Thanks once more for studying. This substack is a labor of affection, and in the meanwhile, I’m going to proceed to make the explicitly Claude Code posts initially free so that every one readers can study a bit how I take advantage of it. However I do encourage you to share this substack with others, notably utilized researchers desirous to study Claude Code within the context of studying one thing they’re primarily all for — utilized statistics, causal inference, information science, program analysis and econometrics for their very own analysis functions. And in the event you aren’t already a paying subscriber, take into account changing into one!

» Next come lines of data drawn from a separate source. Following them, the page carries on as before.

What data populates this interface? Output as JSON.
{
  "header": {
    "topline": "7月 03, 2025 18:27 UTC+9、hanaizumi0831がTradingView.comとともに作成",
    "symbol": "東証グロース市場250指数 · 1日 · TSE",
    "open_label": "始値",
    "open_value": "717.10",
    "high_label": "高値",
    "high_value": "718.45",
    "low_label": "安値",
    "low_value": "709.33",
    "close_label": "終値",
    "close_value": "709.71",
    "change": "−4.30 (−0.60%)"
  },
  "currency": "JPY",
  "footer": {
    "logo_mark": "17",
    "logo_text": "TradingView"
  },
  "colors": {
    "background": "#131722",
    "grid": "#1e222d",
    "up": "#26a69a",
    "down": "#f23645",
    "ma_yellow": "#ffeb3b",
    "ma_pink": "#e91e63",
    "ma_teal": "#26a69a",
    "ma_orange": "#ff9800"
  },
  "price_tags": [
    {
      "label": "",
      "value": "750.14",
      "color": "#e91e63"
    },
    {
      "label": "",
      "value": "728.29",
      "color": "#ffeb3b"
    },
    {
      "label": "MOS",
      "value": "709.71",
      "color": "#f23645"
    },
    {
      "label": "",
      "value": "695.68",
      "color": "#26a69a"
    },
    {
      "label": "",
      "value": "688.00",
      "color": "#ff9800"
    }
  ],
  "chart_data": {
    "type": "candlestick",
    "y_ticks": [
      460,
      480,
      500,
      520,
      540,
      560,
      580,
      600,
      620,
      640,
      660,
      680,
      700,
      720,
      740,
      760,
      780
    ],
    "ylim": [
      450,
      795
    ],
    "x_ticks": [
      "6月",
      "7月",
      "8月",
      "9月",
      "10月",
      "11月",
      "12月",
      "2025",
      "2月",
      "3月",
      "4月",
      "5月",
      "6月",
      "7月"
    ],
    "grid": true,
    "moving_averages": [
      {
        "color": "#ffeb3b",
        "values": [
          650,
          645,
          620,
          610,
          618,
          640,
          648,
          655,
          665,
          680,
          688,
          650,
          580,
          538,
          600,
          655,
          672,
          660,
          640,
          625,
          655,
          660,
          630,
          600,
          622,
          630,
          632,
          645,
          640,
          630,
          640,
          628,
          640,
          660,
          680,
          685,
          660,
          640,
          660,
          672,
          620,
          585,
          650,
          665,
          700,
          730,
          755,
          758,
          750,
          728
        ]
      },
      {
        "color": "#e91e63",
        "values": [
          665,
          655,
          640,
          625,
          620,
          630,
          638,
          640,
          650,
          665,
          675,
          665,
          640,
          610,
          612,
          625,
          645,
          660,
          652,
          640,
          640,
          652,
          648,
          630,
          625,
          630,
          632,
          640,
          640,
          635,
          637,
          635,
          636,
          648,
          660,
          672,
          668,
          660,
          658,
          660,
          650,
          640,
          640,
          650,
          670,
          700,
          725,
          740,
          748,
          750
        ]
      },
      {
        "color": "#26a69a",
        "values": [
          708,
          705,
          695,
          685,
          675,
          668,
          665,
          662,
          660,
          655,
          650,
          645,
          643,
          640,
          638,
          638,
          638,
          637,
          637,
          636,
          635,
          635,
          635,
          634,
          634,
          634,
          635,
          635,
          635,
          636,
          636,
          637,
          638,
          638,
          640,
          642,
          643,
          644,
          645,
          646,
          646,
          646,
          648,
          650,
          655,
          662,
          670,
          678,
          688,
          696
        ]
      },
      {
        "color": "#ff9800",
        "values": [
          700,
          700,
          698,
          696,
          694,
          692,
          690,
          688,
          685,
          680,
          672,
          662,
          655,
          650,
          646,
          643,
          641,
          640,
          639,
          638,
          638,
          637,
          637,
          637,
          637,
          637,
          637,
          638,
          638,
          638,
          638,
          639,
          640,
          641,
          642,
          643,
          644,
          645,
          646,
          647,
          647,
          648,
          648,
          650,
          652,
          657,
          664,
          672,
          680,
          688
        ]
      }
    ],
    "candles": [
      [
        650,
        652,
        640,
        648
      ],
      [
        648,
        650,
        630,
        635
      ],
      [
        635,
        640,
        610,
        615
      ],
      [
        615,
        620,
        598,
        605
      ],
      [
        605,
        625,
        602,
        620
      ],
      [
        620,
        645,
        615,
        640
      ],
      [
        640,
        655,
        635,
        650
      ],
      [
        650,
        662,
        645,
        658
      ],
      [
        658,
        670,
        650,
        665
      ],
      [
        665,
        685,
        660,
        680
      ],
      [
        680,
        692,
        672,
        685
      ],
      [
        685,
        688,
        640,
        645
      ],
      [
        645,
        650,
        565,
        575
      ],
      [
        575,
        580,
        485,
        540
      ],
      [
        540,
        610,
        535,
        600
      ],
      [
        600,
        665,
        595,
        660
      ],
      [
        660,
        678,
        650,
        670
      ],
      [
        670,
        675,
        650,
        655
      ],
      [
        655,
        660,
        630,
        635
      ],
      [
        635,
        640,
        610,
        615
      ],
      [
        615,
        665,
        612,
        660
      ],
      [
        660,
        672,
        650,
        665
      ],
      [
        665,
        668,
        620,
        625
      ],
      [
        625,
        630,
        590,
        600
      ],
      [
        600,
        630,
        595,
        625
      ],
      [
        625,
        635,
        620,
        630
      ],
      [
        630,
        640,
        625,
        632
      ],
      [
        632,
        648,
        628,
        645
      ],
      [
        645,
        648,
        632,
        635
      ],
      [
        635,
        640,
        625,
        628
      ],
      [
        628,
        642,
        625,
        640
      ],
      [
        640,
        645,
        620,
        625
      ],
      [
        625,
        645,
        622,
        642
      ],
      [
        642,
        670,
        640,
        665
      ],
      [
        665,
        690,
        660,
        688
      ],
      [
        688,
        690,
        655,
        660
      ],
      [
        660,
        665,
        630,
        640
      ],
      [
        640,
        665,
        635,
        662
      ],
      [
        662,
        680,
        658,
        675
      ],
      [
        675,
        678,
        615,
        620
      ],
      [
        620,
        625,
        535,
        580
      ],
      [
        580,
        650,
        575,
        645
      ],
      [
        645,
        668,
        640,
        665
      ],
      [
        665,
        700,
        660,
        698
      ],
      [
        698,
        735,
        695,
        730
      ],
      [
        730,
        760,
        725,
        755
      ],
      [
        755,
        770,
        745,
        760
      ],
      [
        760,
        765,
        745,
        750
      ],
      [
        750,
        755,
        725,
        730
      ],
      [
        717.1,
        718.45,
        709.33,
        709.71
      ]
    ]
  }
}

Deriving the TWFE Weights (Half 1)

Related Articles

Scientists Announce The First Clear Proof of a Chimpanzee ‘Civil Conflict’ : ScienceAlert

Choosing a Date Vary in CSS

Cisco Celebrates The Sensible Trade Industrial Transformation Award Winners

Latest Articles

Scientists Announce The First Clear Proof of a Chimpanzee ‘Civil Conflict’ : ScienceAlert

Choosing a Date Vary in CSS

Cisco Celebrates The Sensible Trade Industrial Transformation Award Winners

Is AI Hurting Entry-Degree Hiring and Making It Tougher for Current Grads to Get Roles?

Why did school graduates activate capitalism?